El.En is also looking to improve treatment options with their state of the art laser equipment which will benefit a wide range of areas, from dermatology and dentistry to sports medicine and surgery. Their research also has wider industrial applications, such as for use in the cutting, marking, and welding of materials, as well as for decorating leather and fabrics and restoring artwork.

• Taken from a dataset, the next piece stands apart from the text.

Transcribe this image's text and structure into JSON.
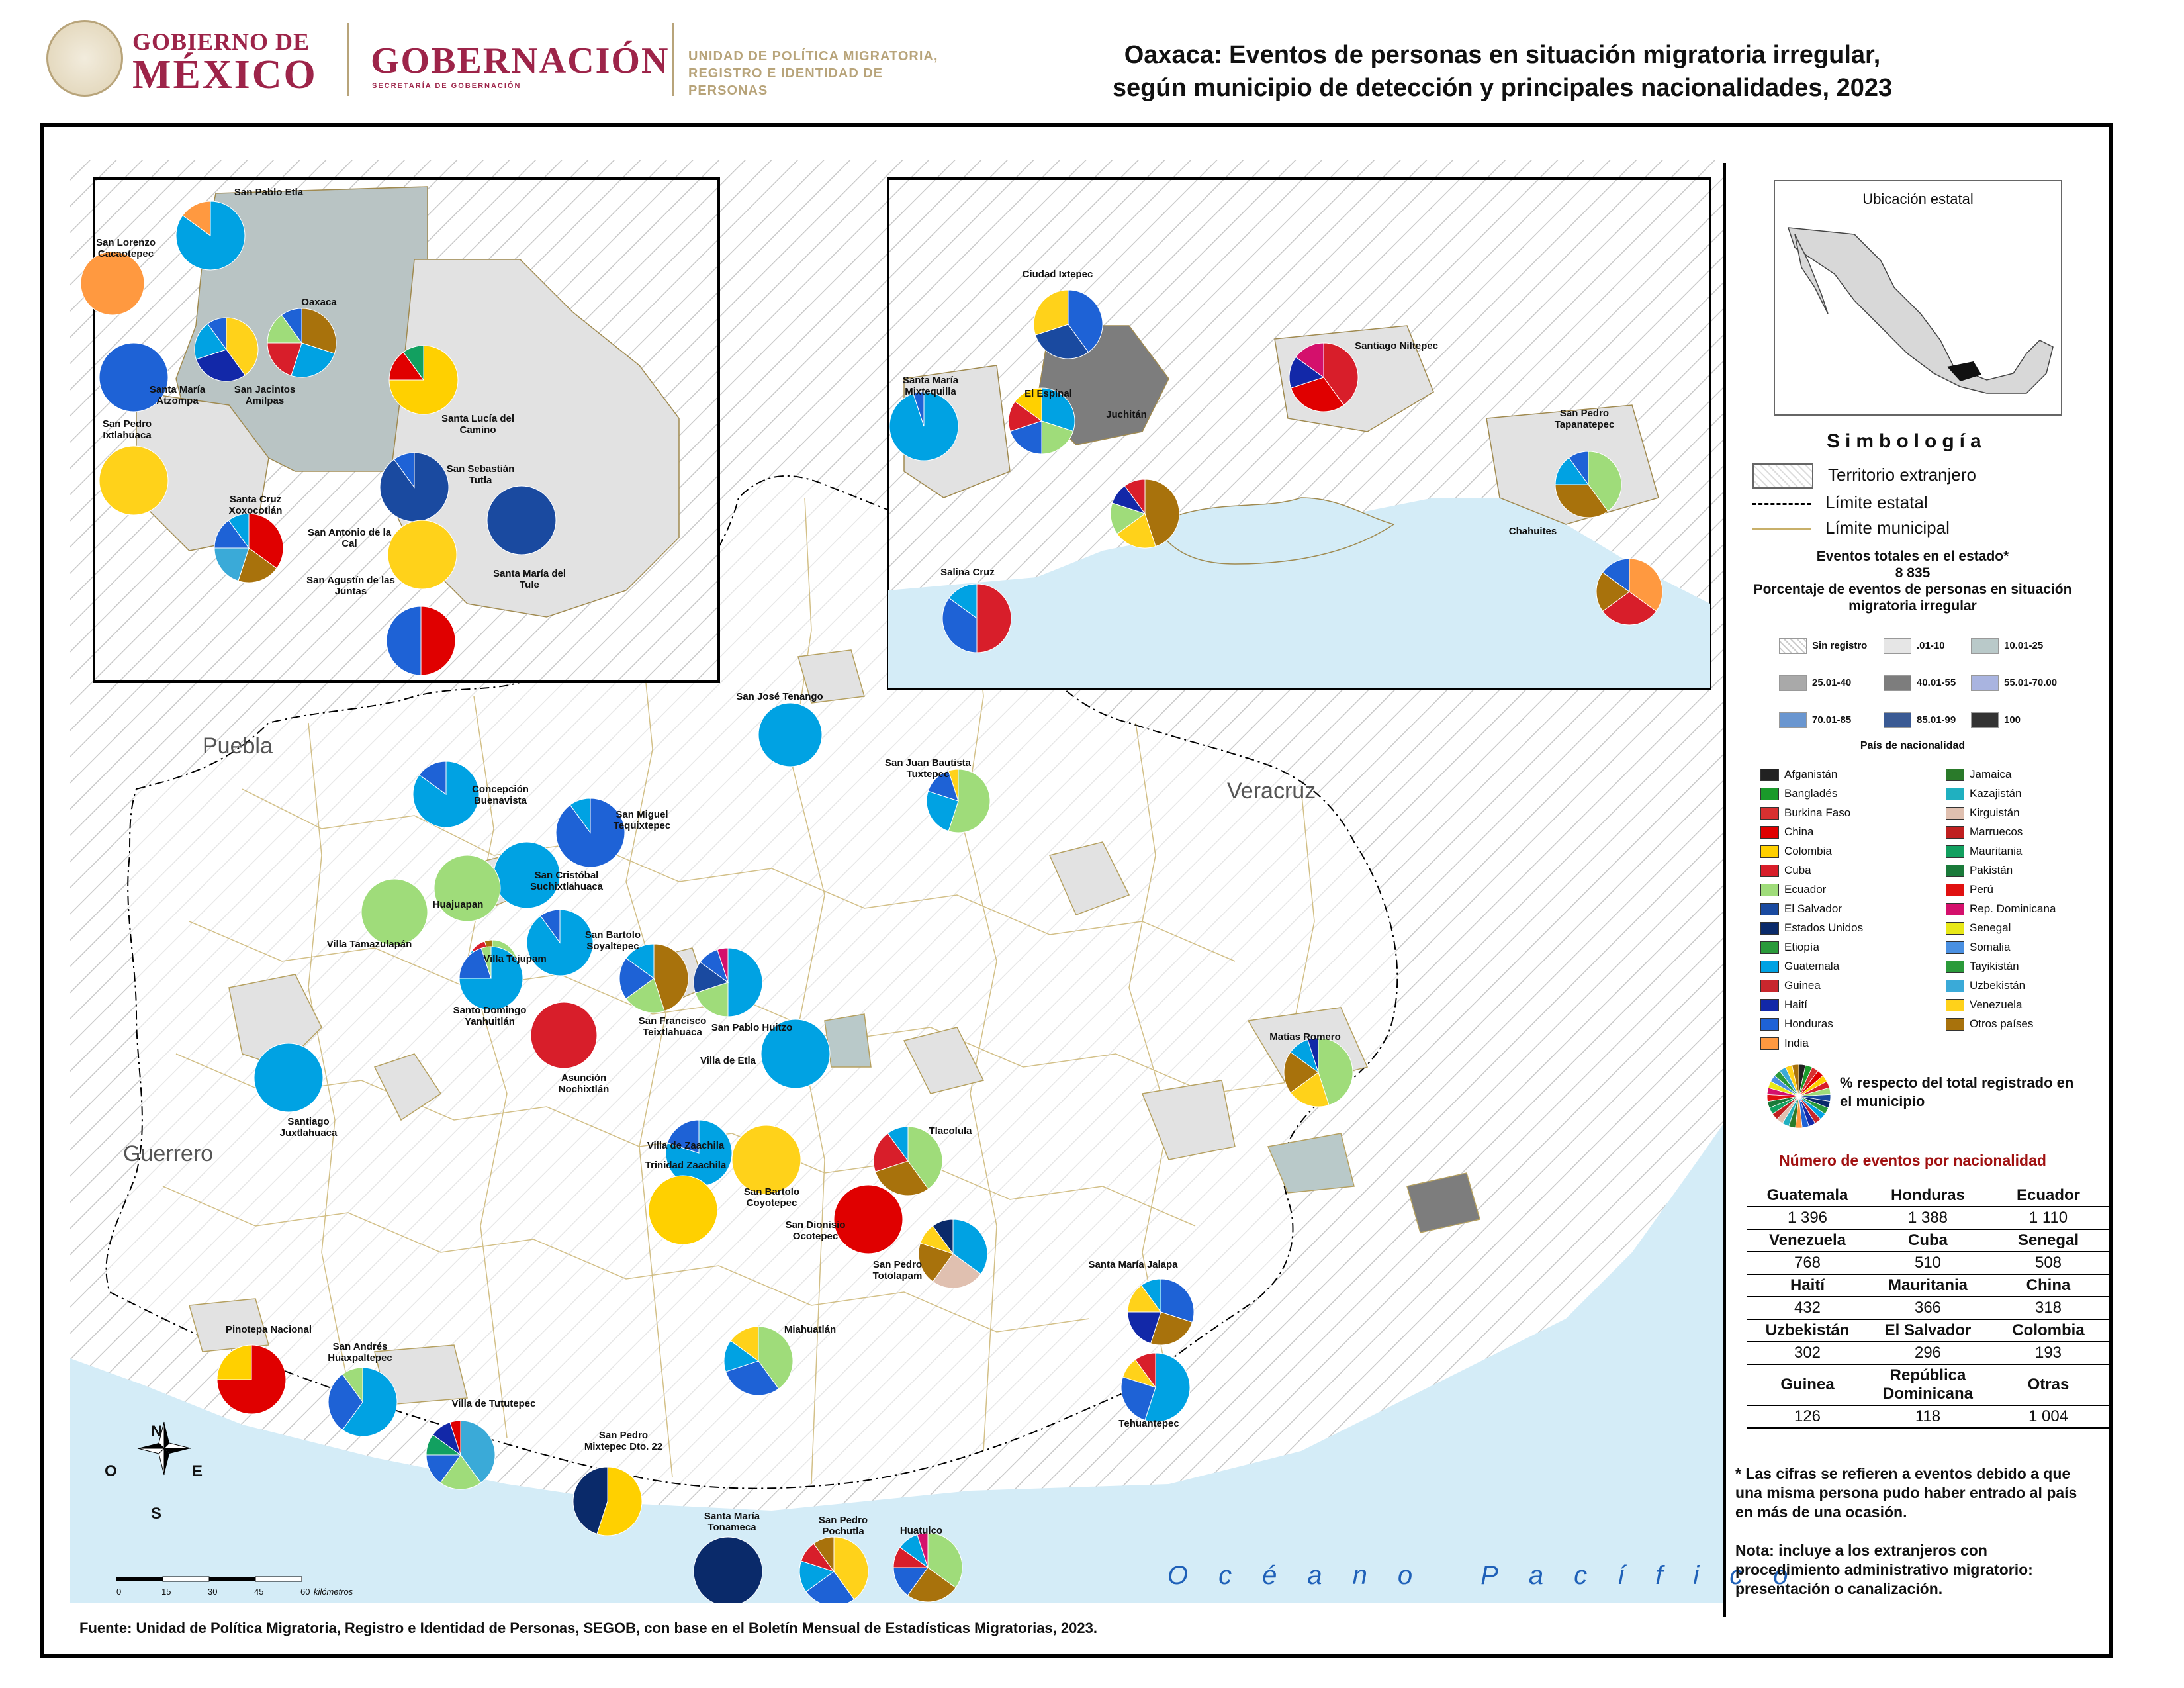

Looking to advance their research and push the boundaries of biomedical and robotic technologies, the two companies have teamed up with Ericsson. The aim of the collaboration is to use Ericsson’s expertise and technologies to make surgery that is more precise, less expensive and reduces side effects for patients.
One of the first activities planned is to aid Imaginalis in advancing remote diagnosis by improving mobile uplink connectivity and data compression to transfer images and perform remote analysis. Damiano Fortuna, CEO and President of Imaginalis, explains: “With 5G wireless connection, the entire workflow could become very easy and intuitive. That could make it possible to perform a pre-planned surgery by an expert surgeon in Cambridge or Boston, when the system (and patient) is located in another part of the world.”
Improved connectivity will also benefit El.En’s research efforts to develop lasers that allow physicians to treat patients with minimally invasive surgery. “We can reduce the invasiveness of the diagnosis by having more sophisticated software, devices and control of the system. For that to work, we need to have a very efficient way of exchanging information,” says Professor Leonardo Masotti, President of the Scientific Committee of the El.En group.
Teaching robots bedside manners
Another way to enhance patient care and health informatics with greater connectivity is through live-in robots that facilitate telemedicine to provide constant critical care to patients. Filippo Cavallo, Assistant Professor at the BioRobotics Institute near Pisa is working to make this a reality: “5G can enable us to implement complex healthcare services and improve the capability of robots to learn to recognize new objects and perform complex tasks. We can have robots to support in assisting elderly people, for example.”
When the robot is connected, a doctor can give instructions for it to visit the patient’s bedside. Using the robot’s two-way audio-visual teleconferencing feature, the doctor and patient can interact and share medical information easily and naturally.
By joining Ericsson’s expertise with leading research in surgical and treatment techniques, robots can have a major impact on society and help us to live better, healthier lives.
Advancing remote diagnosis and robotic assisted surgery
Communications technology and medical expertise have been a powerful combination for enhancing patient care for many years. Remote diagnosis and robotic assisted surgery are commonly used around the world, and the rapid pace with which ICT is evolving means that even greater possibilities for these techniques are becoming a reality.
Remote diagnosis allows a doctor to analyze symptoms from a distance. This is particularly advantageous for rural areas without medical resources nearby and also for patients who are unable to travel to see a doctor, for example. Currently, however, the images rendered from 3D CAT scans, such as those produced by Imaginalis, are several gigabits, and today’s uplink channels are not sufficient for live remote diagnosis. Bringing together specific codec techniques tailored for CAT scan images, and the power and speed of 5G networks, will make complex remote diagnosis possible in the future.
Robotic assisted laser surgery, an application for both Imaginalis – Epica and El.En’s research, is another area that can benefit from such developments. With the aid of a machine, doctors can now perform complex procedures with greater precision and flexibility and minimize the invasiveness of the operation. The next step is to increase the role of the machine to perform the complicated preparations, such as alignment and placement of a prosthesis, before the surgeon operates. This significantly shortens the time the patient is in surgery and helps to improve the accuracy of the operation. However, this is only possible through advances in software and seamless transmission of information.